As electrification takes hold and traditional internal combustion engines are phased out mechanical components, such as the vacuum servo, no longer have a ready power-source, which means electrically driven pumps and motors have to be developed to drive the control systems.

Furthermore to integrate automated driving systems, controls are rapidly moving to electric/ electronic (E/ E) architecture, often loosely referred to as ‘X by wire’ controls.

But, for a brake by wire system to function safely and effectively the integrity of the human machine interface (HMI) needs to be retained as is.

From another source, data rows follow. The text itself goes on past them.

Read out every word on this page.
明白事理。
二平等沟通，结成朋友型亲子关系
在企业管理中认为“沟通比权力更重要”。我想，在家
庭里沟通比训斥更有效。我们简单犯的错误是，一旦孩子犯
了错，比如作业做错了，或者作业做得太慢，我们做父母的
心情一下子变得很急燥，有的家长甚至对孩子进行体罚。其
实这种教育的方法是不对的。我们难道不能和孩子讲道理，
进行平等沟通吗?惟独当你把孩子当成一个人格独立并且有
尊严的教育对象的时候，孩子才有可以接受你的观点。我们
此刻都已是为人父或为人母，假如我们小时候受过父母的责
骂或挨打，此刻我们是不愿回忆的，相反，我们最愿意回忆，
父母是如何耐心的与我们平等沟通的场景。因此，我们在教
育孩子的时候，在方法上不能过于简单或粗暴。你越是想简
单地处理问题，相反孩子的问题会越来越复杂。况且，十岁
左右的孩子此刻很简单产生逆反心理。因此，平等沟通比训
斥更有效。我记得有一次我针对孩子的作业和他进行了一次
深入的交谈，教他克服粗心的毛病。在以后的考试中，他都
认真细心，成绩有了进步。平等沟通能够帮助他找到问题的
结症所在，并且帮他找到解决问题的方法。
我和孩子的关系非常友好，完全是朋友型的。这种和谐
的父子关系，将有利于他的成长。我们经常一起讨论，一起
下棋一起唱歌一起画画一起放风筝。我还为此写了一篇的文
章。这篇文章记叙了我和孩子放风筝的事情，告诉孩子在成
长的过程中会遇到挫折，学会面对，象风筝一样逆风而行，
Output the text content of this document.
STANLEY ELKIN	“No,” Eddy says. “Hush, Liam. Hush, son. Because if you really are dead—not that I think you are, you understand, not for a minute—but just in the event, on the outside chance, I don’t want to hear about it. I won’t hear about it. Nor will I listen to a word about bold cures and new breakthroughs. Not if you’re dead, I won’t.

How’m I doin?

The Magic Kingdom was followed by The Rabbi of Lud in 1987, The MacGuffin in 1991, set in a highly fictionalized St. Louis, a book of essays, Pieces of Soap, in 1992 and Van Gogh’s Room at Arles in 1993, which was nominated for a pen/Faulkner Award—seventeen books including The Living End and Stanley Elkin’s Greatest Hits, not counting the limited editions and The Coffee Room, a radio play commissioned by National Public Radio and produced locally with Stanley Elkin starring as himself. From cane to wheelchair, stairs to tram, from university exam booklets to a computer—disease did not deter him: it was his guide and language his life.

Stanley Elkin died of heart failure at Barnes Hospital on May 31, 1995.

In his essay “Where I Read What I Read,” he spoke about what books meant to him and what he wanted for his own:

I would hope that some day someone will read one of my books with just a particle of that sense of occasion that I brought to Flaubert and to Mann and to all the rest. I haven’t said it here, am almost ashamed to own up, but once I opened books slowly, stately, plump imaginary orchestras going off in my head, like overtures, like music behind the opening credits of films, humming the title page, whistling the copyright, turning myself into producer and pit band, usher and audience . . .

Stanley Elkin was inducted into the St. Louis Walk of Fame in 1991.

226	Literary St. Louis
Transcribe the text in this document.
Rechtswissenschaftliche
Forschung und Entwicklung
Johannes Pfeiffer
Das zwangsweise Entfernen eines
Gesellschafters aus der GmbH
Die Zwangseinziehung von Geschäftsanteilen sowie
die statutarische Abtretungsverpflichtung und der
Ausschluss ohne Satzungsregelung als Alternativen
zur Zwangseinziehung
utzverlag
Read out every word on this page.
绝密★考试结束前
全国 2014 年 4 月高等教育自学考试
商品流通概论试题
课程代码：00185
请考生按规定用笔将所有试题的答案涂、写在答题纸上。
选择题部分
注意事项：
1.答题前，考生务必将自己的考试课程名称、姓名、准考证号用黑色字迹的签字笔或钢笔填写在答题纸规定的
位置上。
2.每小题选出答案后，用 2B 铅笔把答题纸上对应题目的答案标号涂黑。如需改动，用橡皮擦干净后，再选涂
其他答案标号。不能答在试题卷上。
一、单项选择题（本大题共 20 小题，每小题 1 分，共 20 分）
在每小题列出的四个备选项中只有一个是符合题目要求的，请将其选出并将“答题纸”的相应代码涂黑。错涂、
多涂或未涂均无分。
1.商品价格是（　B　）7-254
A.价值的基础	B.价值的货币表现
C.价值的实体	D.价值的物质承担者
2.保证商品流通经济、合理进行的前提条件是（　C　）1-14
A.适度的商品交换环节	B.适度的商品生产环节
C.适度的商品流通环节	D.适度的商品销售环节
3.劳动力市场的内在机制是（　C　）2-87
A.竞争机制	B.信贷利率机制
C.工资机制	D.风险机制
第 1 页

And in order to achieve this engineers need to map out the two sets of forces (In this case measured in force/ area, or pressure): The pedal effort applied by the driver, and the resultant pressure on the caliper pistons/ wheel cylinders in the ‘traditional’ hydro mechanical system.

 Only high quality pressure sensors will do

The integrity of this data is crucial to the effective development of the E/ E system, so only high quality pressure sensors, that are capable of accurate and repeatable recordings, can be used.

Not only must these sensors be capable of capturing highly accurate data, but they need to do this in an environment where harsh chemicals, heat, vibration and space constraints do not always favor carefully calibrated measuring equipment.

For this reason development teams rely on a handful of quality pressure sensor suppliers to provide measuring equipment they can rely on.

It’s all about the feel

Armed with the input vs. output pressures engineers now need to try and replicate, not so much the outright stopping performance, but the feel of the traditional system. Using wheel speed sensors it is quite easy to maximize retardation, but it’s not that easy to replicate the drivers’ feel when carrying out very light ‘check braking’ at low speeds.

This is where the real world data is worth gold: The pedal effort vs. system pressure needs to be replicated by an electronic control unit which manages the rate at which the brakes are applied. This in itself is a mammoth task, as drivers apply the brakes at different rates depending on road and traffic conditions and personal preference: A driver in a hurry may leave braking to the last minute and have to brake harshly, whereas elderly people may expect a far more leisurely event.

The degree of difficulty in achieving this driver feedback can be gauged by the performance of the system when fitted to Formula One race cars: After three years there are still teams that are unable to provide the driver with a brake by wire system that provides enough feel for them to commit to heavy braking maneuvers.

So while brake by wire systems may still be a few years away from series production in mass volume, cost sensitive vehicles, brake system specialists have been able to accurately quantify, with the aid of pressure sensors, exactly what is required.